Further to consider MMOs, let’s say that if you died, that was it, you had to start over. RPGs are very much like MMOs in that regard, they don’t have single player ‘save games’ along the way to fall back on.

In the end, I agree with my best friend … death in an RPG should never be random, unless you’re playing a ‘life is cheap’ kind of setting. If a player dies, they should die for a good reason … essentially rendering any raise dead spell moot (or with serious consequences).

Chaosmancer (July 29th, 2011)

I know this is rather late into this post, but I’d like to throw in my two cents worth.

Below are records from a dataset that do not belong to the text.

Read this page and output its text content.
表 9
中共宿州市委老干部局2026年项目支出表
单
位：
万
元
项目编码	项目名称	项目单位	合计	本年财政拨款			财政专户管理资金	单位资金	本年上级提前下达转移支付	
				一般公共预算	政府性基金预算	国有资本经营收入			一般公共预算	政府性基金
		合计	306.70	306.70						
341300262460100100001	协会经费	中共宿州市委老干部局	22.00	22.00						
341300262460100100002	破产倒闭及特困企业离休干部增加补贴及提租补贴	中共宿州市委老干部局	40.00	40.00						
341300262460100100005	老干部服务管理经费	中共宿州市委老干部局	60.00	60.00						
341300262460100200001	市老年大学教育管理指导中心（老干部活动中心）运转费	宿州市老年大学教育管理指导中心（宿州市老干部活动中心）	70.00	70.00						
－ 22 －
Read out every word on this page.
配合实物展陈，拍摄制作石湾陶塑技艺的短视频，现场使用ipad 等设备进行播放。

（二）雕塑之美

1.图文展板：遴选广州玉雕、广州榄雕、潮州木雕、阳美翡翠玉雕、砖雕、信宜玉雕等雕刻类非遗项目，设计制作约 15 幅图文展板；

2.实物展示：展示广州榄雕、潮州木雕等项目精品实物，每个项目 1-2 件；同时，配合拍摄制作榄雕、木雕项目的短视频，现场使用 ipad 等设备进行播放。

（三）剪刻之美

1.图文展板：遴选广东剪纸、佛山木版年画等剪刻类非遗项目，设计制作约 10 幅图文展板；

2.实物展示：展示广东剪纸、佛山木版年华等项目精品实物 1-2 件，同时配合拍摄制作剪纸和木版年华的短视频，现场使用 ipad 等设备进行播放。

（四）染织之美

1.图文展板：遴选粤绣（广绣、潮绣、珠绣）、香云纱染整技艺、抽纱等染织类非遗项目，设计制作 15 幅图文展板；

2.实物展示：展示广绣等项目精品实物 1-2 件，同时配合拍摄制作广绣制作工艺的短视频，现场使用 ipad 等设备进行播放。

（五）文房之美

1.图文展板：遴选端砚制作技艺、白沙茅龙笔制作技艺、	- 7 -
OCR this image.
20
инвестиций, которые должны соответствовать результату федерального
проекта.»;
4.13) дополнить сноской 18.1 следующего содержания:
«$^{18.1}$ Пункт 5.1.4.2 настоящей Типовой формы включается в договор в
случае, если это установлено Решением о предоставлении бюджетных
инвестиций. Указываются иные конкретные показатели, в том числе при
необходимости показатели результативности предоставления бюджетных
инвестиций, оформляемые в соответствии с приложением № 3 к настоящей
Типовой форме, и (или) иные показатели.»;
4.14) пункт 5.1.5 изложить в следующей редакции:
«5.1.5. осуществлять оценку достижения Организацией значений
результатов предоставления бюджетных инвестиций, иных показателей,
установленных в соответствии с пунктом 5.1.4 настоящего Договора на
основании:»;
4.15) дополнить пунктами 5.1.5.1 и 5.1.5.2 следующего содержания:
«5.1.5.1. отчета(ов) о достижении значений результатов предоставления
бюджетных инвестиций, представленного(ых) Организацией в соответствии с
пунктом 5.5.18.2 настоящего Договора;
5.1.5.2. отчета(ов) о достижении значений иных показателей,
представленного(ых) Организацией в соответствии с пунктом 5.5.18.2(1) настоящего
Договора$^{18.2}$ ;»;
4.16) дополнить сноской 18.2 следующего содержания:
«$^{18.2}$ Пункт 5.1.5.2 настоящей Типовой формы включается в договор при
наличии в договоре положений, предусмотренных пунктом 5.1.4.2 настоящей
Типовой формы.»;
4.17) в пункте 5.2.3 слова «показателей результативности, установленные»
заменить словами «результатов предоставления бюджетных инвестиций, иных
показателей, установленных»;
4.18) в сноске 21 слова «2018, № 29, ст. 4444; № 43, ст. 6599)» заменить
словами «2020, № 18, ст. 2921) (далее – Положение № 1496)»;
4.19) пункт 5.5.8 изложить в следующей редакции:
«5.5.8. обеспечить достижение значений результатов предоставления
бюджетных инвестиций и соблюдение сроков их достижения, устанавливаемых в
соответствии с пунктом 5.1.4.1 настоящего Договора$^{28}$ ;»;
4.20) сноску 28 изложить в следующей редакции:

I’m new to role-playing but in the 4e campaign I’ve been playing I had a rather frustrating experience with death. We are doing a Dark Sun game and were confronting some bandits on silt skimmers. My character is a sorcerer and as the battle started I noticed everyone had ended up fighting the group on the left, and the group to the right was closing in fast. Not wishing to get bottle necked and being the closest to that side I started firing off spells, hoping at least one of my allies could break away and help my out when the bandits boarded us. Suffice to say that with all of them taking on the boss that didn’t happen and I quickly was backed into a corner despite my best efforts to fix my tactical blunder (I have notoriously bad luck with dice). I ended up unconscious and rolling my death saving throws when Lady Luck decided to kick me while I was down. The boat got hit by something (can’t remember what) and my body fell off the front of the still moving boat. Yes I was run over, but since I was hurting already the DM was nice and didn’t actually damage me… until I got lucky with a saving roll and woke up. I tried swimming out from under the boat but it was hopeless. I died one turn away from safety. I wasn’t happy about it, I struggled really hard to get through that and just missed my chance. But luckily after a game or two with an NPC I was revived… Only to die again two sessions later. I was stuck in a prison with magical wards and my personal arch nemesis sent four warriors in to grab me. I fought back but with no support (everyone was in different cells) and no magic (Last time I had seen those symbols it was implied I’d get fried for casting a spell so I didn’t feel it was a smart risk) I didn’t last long and my dead body was dragged out just as my companions finally started breaking out and getting the guards. I was revived again but we had to break for the summer, so I really haven’t gotten to play my own character for quite some time.

Anyways the point of this very long post is that while I can see people’s points about death needing to be “meaningful” nothing is more frustrating than dying a pointless death. Especially my second death was this way, because as our last few sessions progressed I realized I would have been able to participate in the final fight if I had seen what the DM was planning. I should have gone with the guards or made a break for it, because the four I was fighting by myself were the most powerful on the field. I lost the chance to take down my personal nemesis because of bad luck and not reacting as my DM expected. And if that had been it for my character I would have been fairly bitter about this next campaign and might even had just walked away. I don’t think I’m a wuss, but it would have been better to leave than to have had that kind of cloud floating over the group as we set out for a new adventure.